The west end of the street is accentuated by the minaret of Jami Jedid Mosque.  The smaller of the town’s two mosques, it was rebuilt in 1909, after the floods of 1894 undermined the original building of 1825.  The original mosque is said to have been a votive dedication by a notable after he survived the Ottoman-Napoleonic wars at Acre in the beginning of the 19th century.  It is a single room structure, with an arcaded portico on the street side, which could double as extra praying space (the portico walls were originally painted in Venetian red).  In the courtyard lies the grave of the founder together with graves of other notables.

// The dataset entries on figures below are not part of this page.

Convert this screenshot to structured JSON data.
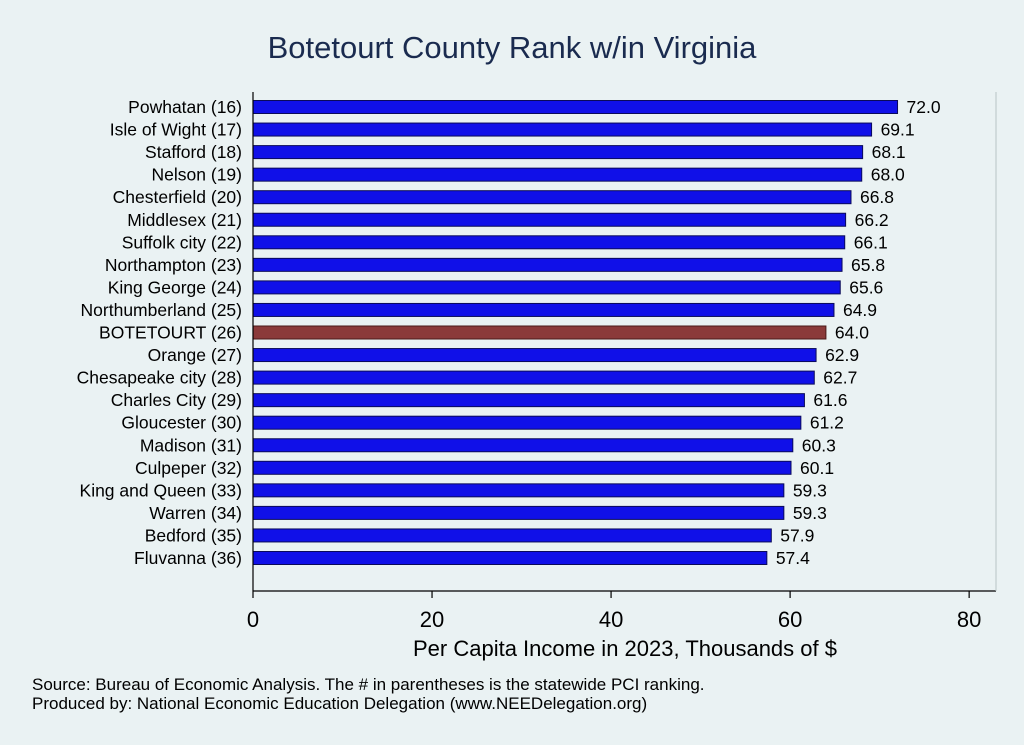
{
  "chart_data": {
    "type": "bar",
    "orientation": "horizontal",
    "title": "Botetourt County Rank w/in Virginia",
    "xlabel": "Per Capita Income in 2023, Thousands of $",
    "xlim": [
      0,
      83
    ],
    "xticks": [
      0,
      20,
      40,
      60,
      80
    ],
    "grid": false,
    "categories": [
      "Powhatan (16)",
      "Isle of Wight (17)",
      "Stafford (18)",
      "Nelson (19)",
      "Chesterfield (20)",
      "Middlesex (21)",
      "Suffolk city (22)",
      "Northampton (23)",
      "King George (24)",
      "Northumberland (25)",
      "BOTETOURT (26)",
      "Orange (27)",
      "Chesapeake city (28)",
      "Charles City (29)",
      "Gloucester (30)",
      "Madison (31)",
      "Culpeper (32)",
      "King and Queen (33)",
      "Warren (34)",
      "Bedford (35)",
      "Fluvanna (36)"
    ],
    "values": [
      72.0,
      69.1,
      68.1,
      68.0,
      66.8,
      66.2,
      66.1,
      65.8,
      65.6,
      64.9,
      64.0,
      62.9,
      62.7,
      61.6,
      61.2,
      60.3,
      60.1,
      59.3,
      59.3,
      57.9,
      57.4
    ],
    "value_labels": [
      "72.0",
      "69.1",
      "68.1",
      "68.0",
      "66.8",
      "66.2",
      "66.1",
      "65.8",
      "65.6",
      "64.9",
      "64.0",
      "62.9",
      "62.7",
      "61.6",
      "61.2",
      "60.3",
      "60.1",
      "59.3",
      "59.3",
      "57.9",
      "57.4"
    ],
    "highlight_index": 10,
    "colors": {
      "bar": "#1010e8",
      "bar_edge": "#0a0a5a",
      "highlight": "#8b3a3a",
      "background": "#eaf2f3",
      "title": "#1a2b4f"
    }
  },
  "notes": {
    "source": "Source: Bureau of Economic Analysis. The # in parentheses is the statewide PCI ranking.",
    "producer": "Produced by: National Economic Education Delegation (www.NEEDelegation.org)"
  }
}
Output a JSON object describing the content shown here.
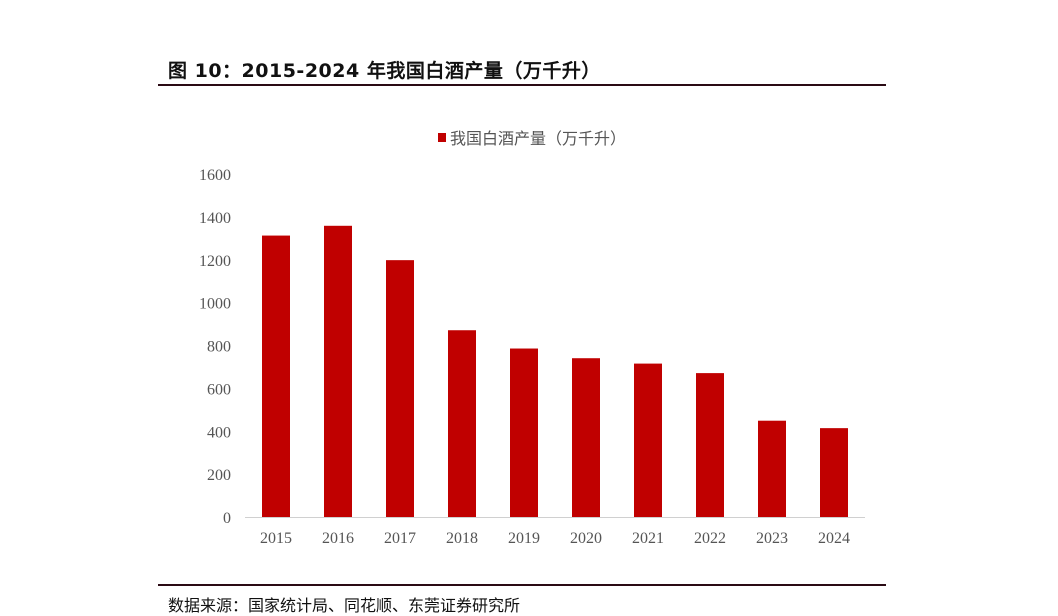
{
  "figure": {
    "title": "图 10：2015-2024 年我国白酒产量（万千升）",
    "source": "数据来源：国家统计局、同花顺、东莞证券研究所"
  },
  "chart_data": {
    "type": "bar",
    "title": "",
    "xlabel": "",
    "ylabel": "",
    "categories": [
      "2015",
      "2016",
      "2017",
      "2018",
      "2019",
      "2020",
      "2021",
      "2022",
      "2023",
      "2024"
    ],
    "series": [
      {
        "name": "我国白酒产量（万千升）",
        "values": [
          1312.8,
          1358.4,
          1198.1,
          871.2,
          785.9,
          740.7,
          715.6,
          671.2,
          449.2,
          414.5
        ],
        "color": "#c00000"
      }
    ],
    "ylim": [
      0,
      1600
    ],
    "yticks": [
      "0",
      "200",
      "400",
      "600",
      "800",
      "1000",
      "1200",
      "1400",
      "1600"
    ],
    "grid": false,
    "legend": "top-center"
  }
}
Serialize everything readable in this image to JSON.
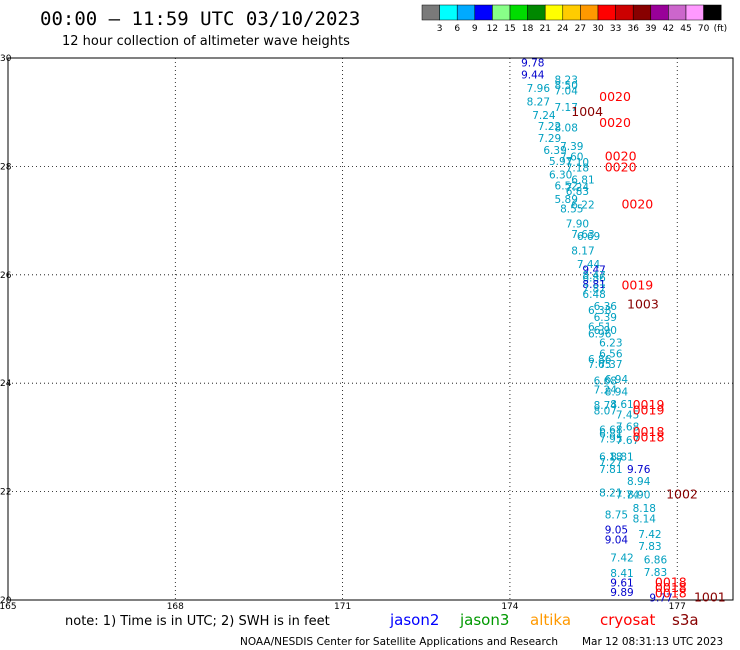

East of the mosque, embedded into one of the Ottoman era buildings, is a rare, wall-mounted colonial post-box dating to the reign of the British King George VI.
To the north is a building of the Colonial era with wild daffodils carved on both sides of the ornate portico arch, constructed as a school for Turkish Cypriot girls.  The building now functions as a home for elderly persons displaced from the north of the island.  Today, this part of the town also houses most of the small workshops of the people displace since 1974.

At the west end of Ankara street, turn left at the mosque, towards Agios Antonios church.  As you do so, note the fading inscription of the corner restaurant “Romantic bar & restaurant” in what is otherwise a rather derelict part of town, cut in two by the relentless stream of traffic and shoddy public development, pause and register the surroundings. On the left is the Jedid Mosque, with its minaret, where the Hodja would call to prayers.  From across the river bed, lined in prickly pear cacturs, cypress, olive and palm trees, the prayer bells of the 19th century Agios Antonios church would sound together with the Hodja’s cries.
The ships and fishing boats, would add to the evening sounds, as Christian women crossed the Ottoman neighbourhood to go to vespers, greeting their neighbours on the way. 

In doorways men would smoke hubble-bubble pipes, the clack of dice and back-gammon, punctuating the air.  The cries of innumerable swallows preparing to roost complete the evening sounds as the birds swoop over the still surviving mud brick buildings, in pockets of the old neighbourhoods.